BC Attorney General seeks urgent clarification of Safe Social Media Act from Ottawa
The Attorney General of British Columbia, Niki Sharma said that she is seeking urgent clarification from Ottawa on when the guidelines to be of Safe Social Media Act (C-34) will be drafted, approved and how the compliance will be enforced.
Commenting on the Act, the Attorney General said, "The federal government's safe social media act (Bill C-34), tabled in parliament earlier this month, is a promising step to addressing some of these harms, including through safe, age-appropriate design standards. However, Bill C-34 does leave some important areas unaddressed as well as uncertainty about how quickly these proposed regulations will be implemented, if they will work in the real world and how they will be enforced."
"I'm urgently seeking further clarification from Ottawa on when we can expect those guidelines to be drafted, approved and enacted, as well as how compliance with them will be enforced." she added.
Niki Sharma, Attorney General, and Chelsey Whittingham, mother of Maddy Croswell, spoke about the need for further regulation of social media and AI chatbots to protect children online:
Whittingham said, "Last September, my family and I suffered the worst trauma we could ever imagine when Maddy, my beautiful, deeply loved, vibrant 13-year-old daughter, lost her life after repeated exposure to harmful content that was pushed on her by a social media platform. We believed we were doing everything we could to protect our child. We had parental controls on her phone. We monitored screen time. We had open communication and a safe, loving home environment. We had no reason to believe the extent of what Maddy was being exposed to by the social media platform.
"What many parents may not realize is that parental controls alone are no match for powerful recommendation systems that can continuously expose vulnerable children to emotionally harmful and dangerous content without their families' knowledge.

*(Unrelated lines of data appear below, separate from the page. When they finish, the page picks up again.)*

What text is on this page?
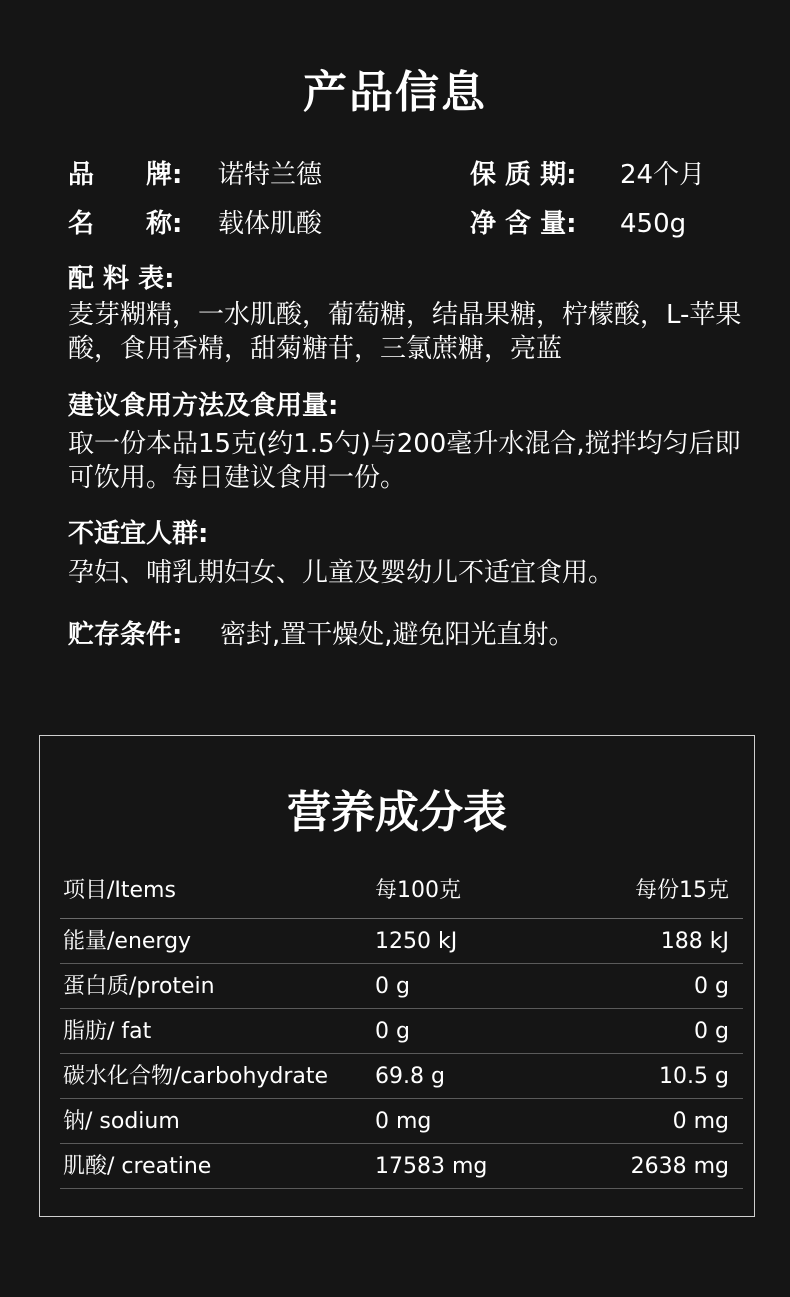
产品信息
品　　牌: 诺特兰德	保 质 期: 24个月
名　　称: 载体肌酸	净 含 量: 450g
配 料 表:
麦芽糊精，一水肌酸，葡萄糖，结晶果糖，柠檬酸，L-苹果酸，食用香精，甜菊糖苷，三氯蔗糖，亮蓝
建议食用方法及食用量:
取一份本品15克(约1.5勺)与200毫升水混合,搅拌均匀后即可饮用。每日建议食用一份。
不适宜人群:
孕妇、哺乳期妇女、儿童及婴幼儿不适宜食用。
贮存条件: 密封,置干燥处,避免阳光直射。
营养成分表
项目/Items	每100克	每份15克
能量/energy	1250 kJ	188 kJ
蛋白质/protein	0 g	0 g
脂肪/ fat	0 g	0 g
碳水化合物/carbohydrate 69.8 g	10.5 g
钠/ sodium	0 mg	0 mg
肌酸/ creatine	17583 mg	2638 mg
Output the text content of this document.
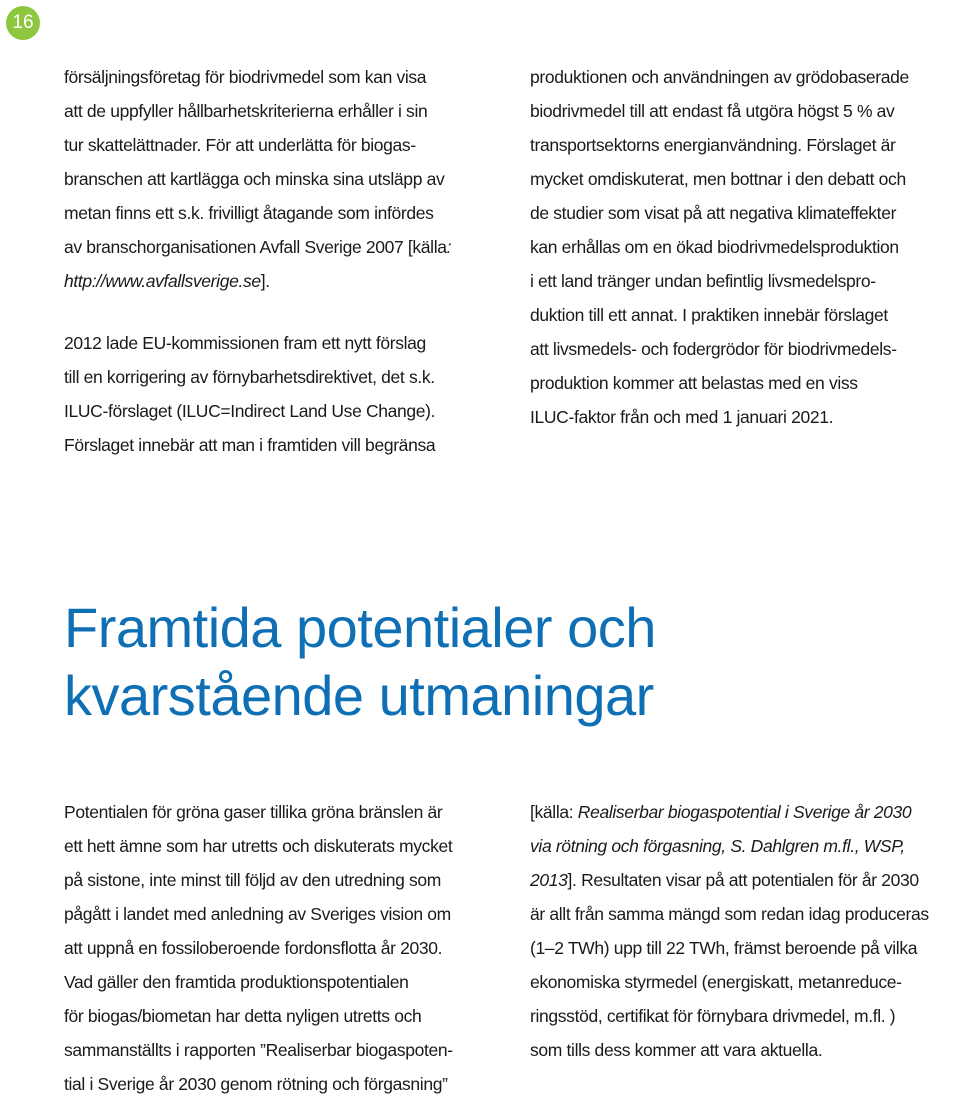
16

försäljningsföretag för biodrivmedel som kan visa
att de uppfyller hållbarhetskriterierna erhåller i sin
tur skattelättnader. För att underlätta för biogas-
branschen att kartlägga och minska sina utsläpp av
metan finns ett s.k. frivilligt åtagande som infördes
av branschorganisationen Avfall Sverige 2007 [källa:
http://www.avfallsverige.se].

2012 lade EU-kommissionen fram ett nytt förslag
till en korrigering av förnybarhetsdirektivet, det s.k.
ILUC-förslaget (ILUC=Indirect Land Use Change).
Förslaget innebär att man i framtiden vill begränsa

produktionen och användningen av grödobaserade
biodrivmedel till att endast få utgöra högst 5 % av
transportsektorns energianvändning. Förslaget är
mycket omdiskuterat, men bottnar i den debatt och
de studier som visat på att negativa klimateffekter
kan erhållas om en ökad biodrivmedelsproduktion
i ett land tränger undan befintlig livsmedelspro-
duktion till ett annat. I praktiken innebär förslaget
att livsmedels- och fodergrödor för biodrivmedels-
produktion kommer att belastas med en viss
ILUC-faktor från och med 1 januari 2021.

Framtida potentialer och
kvarstående utmaningar

Potentialen för gröna gaser tillika gröna bränslen är
ett hett ämne som har utretts och diskuterats mycket
på sistone, inte minst till följd av den utredning som
pågått i landet med anledning av Sveriges vision om
att uppnå en fossiloberoende fordonsflotta år 2030.
Vad gäller den framtida produktionspotentialen
för biogas/biometan har detta nyligen utretts och
sammanställts i rapporten ”Realiserbar biogaspoten-
tial i Sverige år 2030 genom rötning och förgasning”

[källa: Realiserbar biogaspotential i Sverige år 2030
via rötning och förgasning, S. Dahlgren m.fl., WSP,
2013]. Resultaten visar på att potentialen för år 2030
är allt från samma mängd som redan idag produceras
(1–2 TWh) upp till 22 TWh, främst beroende på vilka
ekonomiska styrmedel (energiskatt, metanreduce-
ringsstöd, certifikat för förnybara drivmedel, m.fl. )
som tills dess kommer att vara aktuella.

"I was encouraged to see the federal social media bill proposed earlier this month, but I would like to see more. Families cannot fight billion-dollar technology systems alone. Canada needs greater transparency around age verification, recommendation algorithms directed at children, regulation of self-harm and suicide-promoting content targeting minors, independent oversight of platforms and faster intervention mechanisms for youth.